得られた最大腐食深さについて、最大腐食深さが0.20mm以下の場合は、蟻の巣状腐食が浅く、耐食性に優れる:「○」とし、最大腐食深さが0.20mmを超える場合、蟻の巣腐食が深く、耐食性が劣る:「×」とした。
【0061】
<蟻の巣状腐食試験結果>
P含有量が0.27質量%である銅管1を使った実施例1、比較例1及び比較例2について、蟻の巣状腐食試験を行った結果、いずれも蟻の巣状最大浸食深さの評価は○であった。
また、P含有量が0.024質量%である銅管2を用いて、蟻の巣状腐食試験を行った結果、蟻の巣状最大浸食深さの評価は×であった。
【0062】
<酸化銅の皮膜厚さの評価方法>
長さ100mm、外表面溶解面積S(cm2)の試験片を5%チオ硫酸ナトリウム水溶液200ml中に15分間浸漬して酸化銅の皮膜を溶解させ、抽出液よりICPE発光分析装置で銅イオン質量w(mg)を計測した。酸化銅の化学式はCu2Oと見做し、格子定数4.27×10-8cmの単位格子セルにCu2Oが2式量含まれる条件下で計算されるCu原子2個分相当の密度ρ=5.4g/cm3より、酸化銅の皮膜の膜厚Δ(Å)=105w/(ρS)を計算して求めた。得られた酸化銅の皮膜の膜厚の値について、0~50Å未満の場合は、酸化銅の皮膜の膜厚が薄く、不合格:「×(下限外れ)」とし、50Å以上~300Åの場合は、酸化銅の皮膜の膜厚が適正範囲で、合格:「〇」とした。酸化銅の皮膜の厚さの判定を表2に示す。
【0063】
<応力腐食割れ(SCC)試験及び評価方法>
準備された各種の銅管について、
図2に示す試験装置を用いて、アンモニア雰囲気中で暴露試験(SCC評価試験)を実施した。
試験片は、φ7mm×t0.40mm直管の一方に圧力センサーを取付け、他端は継手で封止した。
管内は窒素ガス4.0MPaを負荷した状態でリークチェックを行い、気密性を事前確認した。
試験容器は、ポリエチレン製2Lを準備し、底部に1vol.%アンモニア水溶液200mlを入れて、その気層部分に試験片を暴露して、センサーにより内圧を監視した。内圧が3.8MPa以下となる時間を貫通時間として計測した。
貫通時間が100時間以上の場合は、耐食性に優れる:「○」とし、100時間未満の場合は、耐食性に劣る:「×」とした。
【0064】
<酸化銅の皮膜厚さの評価及び応力腐食割れ(SCC)試験結果>
実施例1は、乾燥空気(酸素濃度約21%)を使用して銅管1をショットブラストしたので、銅管の外表面の表層に、適切な膜厚の酸化銅の皮膜を得ることができ、SCC貫通時間の評価は○であった。

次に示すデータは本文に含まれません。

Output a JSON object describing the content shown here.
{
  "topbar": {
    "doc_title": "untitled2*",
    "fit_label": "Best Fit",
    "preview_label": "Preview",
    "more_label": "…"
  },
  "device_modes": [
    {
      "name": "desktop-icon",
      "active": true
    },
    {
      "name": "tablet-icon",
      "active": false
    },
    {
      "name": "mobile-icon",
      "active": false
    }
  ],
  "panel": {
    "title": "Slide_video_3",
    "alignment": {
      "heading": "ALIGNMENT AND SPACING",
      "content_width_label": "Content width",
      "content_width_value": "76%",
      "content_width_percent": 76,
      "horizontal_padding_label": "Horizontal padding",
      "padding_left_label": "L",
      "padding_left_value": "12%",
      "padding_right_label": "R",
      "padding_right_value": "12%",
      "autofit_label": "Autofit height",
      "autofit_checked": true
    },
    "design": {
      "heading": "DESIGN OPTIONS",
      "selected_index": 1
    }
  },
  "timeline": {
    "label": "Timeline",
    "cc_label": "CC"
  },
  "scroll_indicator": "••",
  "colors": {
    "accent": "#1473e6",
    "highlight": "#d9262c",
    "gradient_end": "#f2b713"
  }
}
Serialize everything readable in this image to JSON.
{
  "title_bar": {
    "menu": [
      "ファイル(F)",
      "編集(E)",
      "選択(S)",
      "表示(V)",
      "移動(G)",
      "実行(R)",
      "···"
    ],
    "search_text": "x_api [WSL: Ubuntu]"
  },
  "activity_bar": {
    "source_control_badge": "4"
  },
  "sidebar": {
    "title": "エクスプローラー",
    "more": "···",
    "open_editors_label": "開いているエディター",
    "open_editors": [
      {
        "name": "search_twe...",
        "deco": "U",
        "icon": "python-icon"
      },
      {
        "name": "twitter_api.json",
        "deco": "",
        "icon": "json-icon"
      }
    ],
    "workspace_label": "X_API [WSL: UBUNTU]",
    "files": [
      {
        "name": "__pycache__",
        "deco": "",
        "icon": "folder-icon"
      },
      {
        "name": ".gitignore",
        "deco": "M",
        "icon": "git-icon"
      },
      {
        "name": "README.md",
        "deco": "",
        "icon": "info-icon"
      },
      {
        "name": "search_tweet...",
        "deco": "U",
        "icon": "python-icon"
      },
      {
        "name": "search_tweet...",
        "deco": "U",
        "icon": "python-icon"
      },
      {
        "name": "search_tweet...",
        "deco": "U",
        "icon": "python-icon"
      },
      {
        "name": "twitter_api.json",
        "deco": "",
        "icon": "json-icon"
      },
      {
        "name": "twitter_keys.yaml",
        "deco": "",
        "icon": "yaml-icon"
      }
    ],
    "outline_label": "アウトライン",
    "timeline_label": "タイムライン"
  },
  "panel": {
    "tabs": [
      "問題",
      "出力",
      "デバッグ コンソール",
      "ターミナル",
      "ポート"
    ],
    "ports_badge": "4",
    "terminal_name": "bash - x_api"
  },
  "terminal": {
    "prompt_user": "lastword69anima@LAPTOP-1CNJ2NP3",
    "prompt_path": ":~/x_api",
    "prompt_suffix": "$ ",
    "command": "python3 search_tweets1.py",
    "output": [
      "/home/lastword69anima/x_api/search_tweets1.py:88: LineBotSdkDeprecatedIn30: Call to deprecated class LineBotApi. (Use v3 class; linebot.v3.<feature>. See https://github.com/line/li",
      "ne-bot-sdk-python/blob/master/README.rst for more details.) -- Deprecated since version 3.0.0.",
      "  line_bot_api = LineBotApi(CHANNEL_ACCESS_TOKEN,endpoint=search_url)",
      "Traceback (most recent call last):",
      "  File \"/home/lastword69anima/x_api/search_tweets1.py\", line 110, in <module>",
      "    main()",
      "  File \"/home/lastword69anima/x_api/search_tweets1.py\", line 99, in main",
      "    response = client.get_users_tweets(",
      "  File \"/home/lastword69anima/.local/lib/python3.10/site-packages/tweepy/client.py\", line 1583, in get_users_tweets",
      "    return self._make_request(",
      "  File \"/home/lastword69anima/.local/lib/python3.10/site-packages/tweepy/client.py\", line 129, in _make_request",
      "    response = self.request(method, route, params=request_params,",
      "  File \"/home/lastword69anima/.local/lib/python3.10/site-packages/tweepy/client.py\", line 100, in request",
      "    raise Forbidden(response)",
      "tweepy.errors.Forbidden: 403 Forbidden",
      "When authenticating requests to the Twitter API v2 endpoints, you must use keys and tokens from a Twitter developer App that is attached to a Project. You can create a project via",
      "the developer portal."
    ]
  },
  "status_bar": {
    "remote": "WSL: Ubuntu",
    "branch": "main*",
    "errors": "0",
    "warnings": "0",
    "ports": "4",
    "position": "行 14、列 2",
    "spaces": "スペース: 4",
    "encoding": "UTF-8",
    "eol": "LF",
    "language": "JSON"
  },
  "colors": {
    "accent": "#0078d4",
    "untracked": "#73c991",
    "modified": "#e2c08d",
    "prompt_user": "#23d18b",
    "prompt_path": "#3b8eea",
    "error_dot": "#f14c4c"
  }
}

一方、比較例1は、100%窒素ガスを使用して銅管1をショットブラストしたために、銅管の外表面の表層に、適切な膜厚の酸化銅の皮膜を得ることができず、SCC貫通時間の評価は×であった。。
また、比較例2は、ショットブラスト処理を行わなかったため、銅管の外表面の表層に、酸化銅の皮膜が形成されず、SCC貫通時間の評価は×であった。